For the quarter, AIG reported an 83.05 percent loss ratio, which compared to 69.70 percent in the fourth quarter last year.

For the year, the loss ratio was 76.93 percent (65.63 in 2007).

The 2008 fourth quarter combined ratio was 129.08 percent; in 2007 it was 95.17. For the full year 2008, the combined ratio was 109.09 percet, compared to 90.15 perent in 2007.

Commercial Insurance reported net premiums written during the fourth quarter of 2008 of $4.4 billion, a 22.1 percent decline from the fourth quarter of 2007, reflecting changes in the structure of catastrophe reinsurance programs and a significant reduction in workers' compensation premiums.

Commercial Insurance renewal premium retention decreasedslightly, but stabilized in early 2009 compared to early 2008, and new business premium decreased in the fourth quarter of 2008.

Foreign General reported a decline in net premiums written of 2.9 percent in original currency. Despite challenging worldwide economic conditions and AIG's headline attention, Foreign General insurance was largely successful in retaining business in its property, casualty and consumer lines in the fourth quarter of 2008.

Overall, rates in Commercial Insurance are flat in early 2009 as compared to the comparable prior year period. The stabilization of rates is an improvement from the fourth quarter of 2008 in which rates declined 6.5 percent. Additionally, retention levels have improved in the early part of 2009 as compared to the fourth quarter of 2008.

At Dec. 31, 2008, AIG's Commercial Insurance fleet of companies had a combined statutory capital base of more than $26 billion, which AIG said is larger than any other competitor.

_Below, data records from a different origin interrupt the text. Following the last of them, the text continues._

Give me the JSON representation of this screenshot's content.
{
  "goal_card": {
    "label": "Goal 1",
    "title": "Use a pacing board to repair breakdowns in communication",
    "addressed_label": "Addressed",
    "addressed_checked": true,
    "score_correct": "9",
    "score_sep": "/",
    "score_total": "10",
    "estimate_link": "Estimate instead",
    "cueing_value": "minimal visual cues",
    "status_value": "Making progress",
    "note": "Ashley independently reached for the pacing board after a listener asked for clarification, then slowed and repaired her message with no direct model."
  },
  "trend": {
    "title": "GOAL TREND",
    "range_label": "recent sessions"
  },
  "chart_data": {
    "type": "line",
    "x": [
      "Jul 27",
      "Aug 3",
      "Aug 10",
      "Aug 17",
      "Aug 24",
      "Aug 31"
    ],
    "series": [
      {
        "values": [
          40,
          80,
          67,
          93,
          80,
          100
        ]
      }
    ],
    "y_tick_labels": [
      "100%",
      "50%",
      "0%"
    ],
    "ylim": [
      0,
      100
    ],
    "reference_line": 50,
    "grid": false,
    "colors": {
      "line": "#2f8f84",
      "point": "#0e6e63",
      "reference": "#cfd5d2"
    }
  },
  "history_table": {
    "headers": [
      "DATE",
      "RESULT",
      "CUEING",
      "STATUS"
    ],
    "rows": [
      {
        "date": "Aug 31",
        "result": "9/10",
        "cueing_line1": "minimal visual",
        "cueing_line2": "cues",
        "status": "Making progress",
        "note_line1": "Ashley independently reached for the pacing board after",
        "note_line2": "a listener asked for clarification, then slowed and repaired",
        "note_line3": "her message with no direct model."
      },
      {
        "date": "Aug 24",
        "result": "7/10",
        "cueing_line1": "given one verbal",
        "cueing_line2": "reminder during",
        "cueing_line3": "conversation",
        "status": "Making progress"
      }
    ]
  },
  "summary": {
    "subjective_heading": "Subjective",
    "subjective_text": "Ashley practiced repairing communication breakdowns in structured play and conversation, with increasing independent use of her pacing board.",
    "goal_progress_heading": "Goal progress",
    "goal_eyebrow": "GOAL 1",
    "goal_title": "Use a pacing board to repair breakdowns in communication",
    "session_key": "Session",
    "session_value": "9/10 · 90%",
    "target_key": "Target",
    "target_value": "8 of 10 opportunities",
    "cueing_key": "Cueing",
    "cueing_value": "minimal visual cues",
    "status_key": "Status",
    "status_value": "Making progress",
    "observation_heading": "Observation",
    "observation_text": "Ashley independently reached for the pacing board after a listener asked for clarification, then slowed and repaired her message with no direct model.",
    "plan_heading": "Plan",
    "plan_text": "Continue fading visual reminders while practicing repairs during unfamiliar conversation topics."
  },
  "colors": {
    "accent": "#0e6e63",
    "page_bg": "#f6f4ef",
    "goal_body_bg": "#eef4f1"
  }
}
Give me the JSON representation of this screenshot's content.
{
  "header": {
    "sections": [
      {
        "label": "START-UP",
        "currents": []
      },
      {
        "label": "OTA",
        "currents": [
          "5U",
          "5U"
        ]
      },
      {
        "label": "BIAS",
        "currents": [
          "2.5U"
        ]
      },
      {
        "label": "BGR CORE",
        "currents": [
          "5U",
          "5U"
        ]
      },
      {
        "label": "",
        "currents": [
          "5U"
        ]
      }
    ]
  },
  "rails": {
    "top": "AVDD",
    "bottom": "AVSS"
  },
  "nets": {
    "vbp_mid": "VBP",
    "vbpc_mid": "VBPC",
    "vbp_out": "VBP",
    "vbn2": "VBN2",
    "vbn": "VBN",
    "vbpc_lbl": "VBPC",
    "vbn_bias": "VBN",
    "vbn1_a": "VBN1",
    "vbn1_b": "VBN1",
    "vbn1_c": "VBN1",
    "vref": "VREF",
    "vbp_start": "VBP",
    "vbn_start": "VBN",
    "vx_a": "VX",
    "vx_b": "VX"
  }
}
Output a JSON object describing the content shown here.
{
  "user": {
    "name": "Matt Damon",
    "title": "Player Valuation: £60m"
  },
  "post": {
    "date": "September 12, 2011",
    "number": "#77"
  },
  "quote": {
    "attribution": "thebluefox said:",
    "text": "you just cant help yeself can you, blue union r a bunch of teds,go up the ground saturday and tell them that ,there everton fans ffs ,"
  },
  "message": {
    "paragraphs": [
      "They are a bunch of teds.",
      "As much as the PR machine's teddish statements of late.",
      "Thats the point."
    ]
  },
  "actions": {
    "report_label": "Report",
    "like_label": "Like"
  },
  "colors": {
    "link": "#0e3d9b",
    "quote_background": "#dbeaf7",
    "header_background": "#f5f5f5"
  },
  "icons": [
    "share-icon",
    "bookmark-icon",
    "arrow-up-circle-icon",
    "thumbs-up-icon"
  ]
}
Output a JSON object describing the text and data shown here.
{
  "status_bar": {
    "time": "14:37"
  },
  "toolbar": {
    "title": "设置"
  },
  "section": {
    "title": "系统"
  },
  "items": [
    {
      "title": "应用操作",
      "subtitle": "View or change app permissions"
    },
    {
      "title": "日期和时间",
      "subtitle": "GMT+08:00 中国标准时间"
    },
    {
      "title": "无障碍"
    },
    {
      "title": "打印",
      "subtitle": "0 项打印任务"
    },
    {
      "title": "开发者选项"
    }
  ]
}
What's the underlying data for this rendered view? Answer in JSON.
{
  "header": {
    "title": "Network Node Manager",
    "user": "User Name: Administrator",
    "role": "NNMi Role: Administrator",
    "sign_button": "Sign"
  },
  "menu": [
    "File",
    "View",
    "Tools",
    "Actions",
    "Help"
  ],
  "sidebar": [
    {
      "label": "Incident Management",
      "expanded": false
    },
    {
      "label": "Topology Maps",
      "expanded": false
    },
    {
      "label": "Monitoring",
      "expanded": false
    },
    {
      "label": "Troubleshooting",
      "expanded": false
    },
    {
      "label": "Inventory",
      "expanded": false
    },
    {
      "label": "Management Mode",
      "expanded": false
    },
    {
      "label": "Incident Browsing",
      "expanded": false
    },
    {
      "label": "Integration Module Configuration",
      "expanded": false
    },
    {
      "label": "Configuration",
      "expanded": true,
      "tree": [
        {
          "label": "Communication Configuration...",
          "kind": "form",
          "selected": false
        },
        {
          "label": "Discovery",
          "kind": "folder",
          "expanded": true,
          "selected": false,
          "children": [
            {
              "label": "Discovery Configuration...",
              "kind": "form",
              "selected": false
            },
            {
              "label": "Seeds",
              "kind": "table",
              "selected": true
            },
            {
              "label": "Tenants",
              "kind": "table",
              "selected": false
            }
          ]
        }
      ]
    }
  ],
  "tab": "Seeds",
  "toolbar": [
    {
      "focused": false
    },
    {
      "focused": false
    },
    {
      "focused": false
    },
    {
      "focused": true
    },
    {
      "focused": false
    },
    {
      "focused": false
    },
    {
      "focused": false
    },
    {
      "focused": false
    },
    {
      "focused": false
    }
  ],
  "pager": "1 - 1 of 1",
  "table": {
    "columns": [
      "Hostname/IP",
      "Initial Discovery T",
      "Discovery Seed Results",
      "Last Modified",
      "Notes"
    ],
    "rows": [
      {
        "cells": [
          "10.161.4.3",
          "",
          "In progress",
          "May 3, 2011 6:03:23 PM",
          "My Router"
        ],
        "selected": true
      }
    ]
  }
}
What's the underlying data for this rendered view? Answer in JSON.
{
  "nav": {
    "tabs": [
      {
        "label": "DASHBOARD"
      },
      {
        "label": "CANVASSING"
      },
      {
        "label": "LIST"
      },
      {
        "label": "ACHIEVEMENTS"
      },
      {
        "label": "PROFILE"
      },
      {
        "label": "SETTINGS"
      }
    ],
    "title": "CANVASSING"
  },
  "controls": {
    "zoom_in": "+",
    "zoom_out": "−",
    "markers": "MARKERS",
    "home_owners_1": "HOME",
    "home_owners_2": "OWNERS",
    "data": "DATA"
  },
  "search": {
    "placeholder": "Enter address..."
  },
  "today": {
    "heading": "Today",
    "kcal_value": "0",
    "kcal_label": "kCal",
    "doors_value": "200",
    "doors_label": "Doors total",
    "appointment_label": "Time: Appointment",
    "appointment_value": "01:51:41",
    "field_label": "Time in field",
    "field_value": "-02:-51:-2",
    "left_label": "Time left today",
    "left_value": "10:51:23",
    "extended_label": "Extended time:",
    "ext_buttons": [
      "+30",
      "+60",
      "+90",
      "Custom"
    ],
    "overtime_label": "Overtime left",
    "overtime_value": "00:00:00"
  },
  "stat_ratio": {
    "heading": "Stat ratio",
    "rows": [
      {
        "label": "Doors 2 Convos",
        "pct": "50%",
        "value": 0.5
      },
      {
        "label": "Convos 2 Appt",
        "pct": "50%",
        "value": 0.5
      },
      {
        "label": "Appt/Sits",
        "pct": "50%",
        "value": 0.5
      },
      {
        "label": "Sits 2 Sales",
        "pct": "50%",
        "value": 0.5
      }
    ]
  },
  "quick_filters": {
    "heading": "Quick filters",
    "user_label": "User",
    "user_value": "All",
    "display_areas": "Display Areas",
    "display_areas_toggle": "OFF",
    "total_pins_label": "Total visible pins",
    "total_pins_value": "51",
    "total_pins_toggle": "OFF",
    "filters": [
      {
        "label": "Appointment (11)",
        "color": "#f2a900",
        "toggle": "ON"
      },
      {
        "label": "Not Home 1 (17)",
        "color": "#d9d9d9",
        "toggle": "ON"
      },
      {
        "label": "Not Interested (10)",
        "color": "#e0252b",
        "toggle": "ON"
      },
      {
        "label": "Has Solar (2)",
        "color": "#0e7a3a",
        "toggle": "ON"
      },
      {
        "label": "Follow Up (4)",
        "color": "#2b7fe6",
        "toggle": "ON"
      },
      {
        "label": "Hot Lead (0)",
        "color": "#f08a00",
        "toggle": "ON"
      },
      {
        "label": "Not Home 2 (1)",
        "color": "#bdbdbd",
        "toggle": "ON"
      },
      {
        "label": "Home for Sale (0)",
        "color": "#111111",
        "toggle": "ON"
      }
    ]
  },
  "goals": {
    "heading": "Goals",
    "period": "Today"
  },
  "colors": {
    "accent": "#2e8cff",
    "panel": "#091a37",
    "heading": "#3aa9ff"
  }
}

At Dec. 31, 2008, General Insurance net loss and loss adjustment reserves totaled $72.5 billion, a decrease of $1.3 billion in the fourth quarter 2008 and an increase of $3.2 billion for the twelve months ended December 31, 2008.

For the full year 2008, net loss development from prior accident years, excluding accretion of discount, was adverse by $118 million.

FINANCIAL SERVICES

Financial Services reported a $17.6 billion operating loss compared to a $10.3 billion operating loss in the fourth quarter of 2007. AIG Financial Products Corp. (AIGFP) net operating results for 2008 include the effect of changes in credit spreads on the valuationof its assets and liabilities since AIGFP elected to account for most of its financial assets and liabilities at fair value upon the adoption of FAS 159 on January 1, 2008. Previously, these effects were only recognized in earnings once realized upon a sale, maturity, impairment or termination.

AIGFP , which is in the process of winding down its businesses and portfolios, contributed $17.2 billion to the Financial Services loss, primarily from the unrealized market valuation losses on its super senior credit default swap portfolio and credit valuation adjustments.